Pasión de Cristo, confórtame
La Real Academia Española de la Lengua define el verbo «confortar» de la siguiente manera: «animar, alentar, consolar a una persona afligida».
A mi hermana, que tiene 25 años, le diagnosticaron esclerosis múltiple hace dos meses. Empezó a ver borroso por el ojo izquierdo. Los médicos le dijeron que sería estrés, quizá algo de cansancio. Pero lo que parecía un síntoma inocente e inofensivo acabó convirtiéndose en el motivo de un montón de pruebas que acabarían concluyendo una noticia fatal.
Cuando la vida te pega una sacudida como esa hay pocas cosas que te conforten. La impotencia te reconcome por dentro. ¿Por qué ella? ¡No es justo! ¿En base a qué? ¡Si ella es una buena persona! ¿No le puede tocar esto a alguien que se dedique a hacer el mal?

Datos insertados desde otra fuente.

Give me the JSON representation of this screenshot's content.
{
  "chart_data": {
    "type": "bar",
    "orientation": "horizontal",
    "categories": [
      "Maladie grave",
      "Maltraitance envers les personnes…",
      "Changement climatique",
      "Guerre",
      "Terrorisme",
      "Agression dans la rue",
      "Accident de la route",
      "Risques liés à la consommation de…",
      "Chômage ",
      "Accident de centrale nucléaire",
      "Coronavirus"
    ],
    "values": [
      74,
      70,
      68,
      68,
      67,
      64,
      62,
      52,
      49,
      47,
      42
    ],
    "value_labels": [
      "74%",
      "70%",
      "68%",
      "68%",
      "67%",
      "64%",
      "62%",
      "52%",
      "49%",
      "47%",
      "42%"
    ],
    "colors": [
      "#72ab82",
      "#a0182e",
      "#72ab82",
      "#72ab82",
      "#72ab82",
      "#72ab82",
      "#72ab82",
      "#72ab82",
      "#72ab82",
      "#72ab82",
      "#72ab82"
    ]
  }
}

Pero los conocidos, sobre todo los conocidos íntimos, intentan confortar. Los hay de todos los colores. Están los que te dicen que les llames cuando quieras para desahogarte, porque menuda desgracia, qué horror. En el extremo opuesto se encuentran quienes te dicen que menuda bendición, que seguro que la enfermedad te va a acercar a Dios y que qué suerte que vas a poder ofrecer tu sufrimiento por los pecados del mundo. Y entre las dos posturas límite, infinidad de posiciones intermedias que reconocen que la esclerosis múltiple no es una buena noticia pero te animan a asumir la situación como se pueda y a extraer de ella todo lo bueno que pueda traer.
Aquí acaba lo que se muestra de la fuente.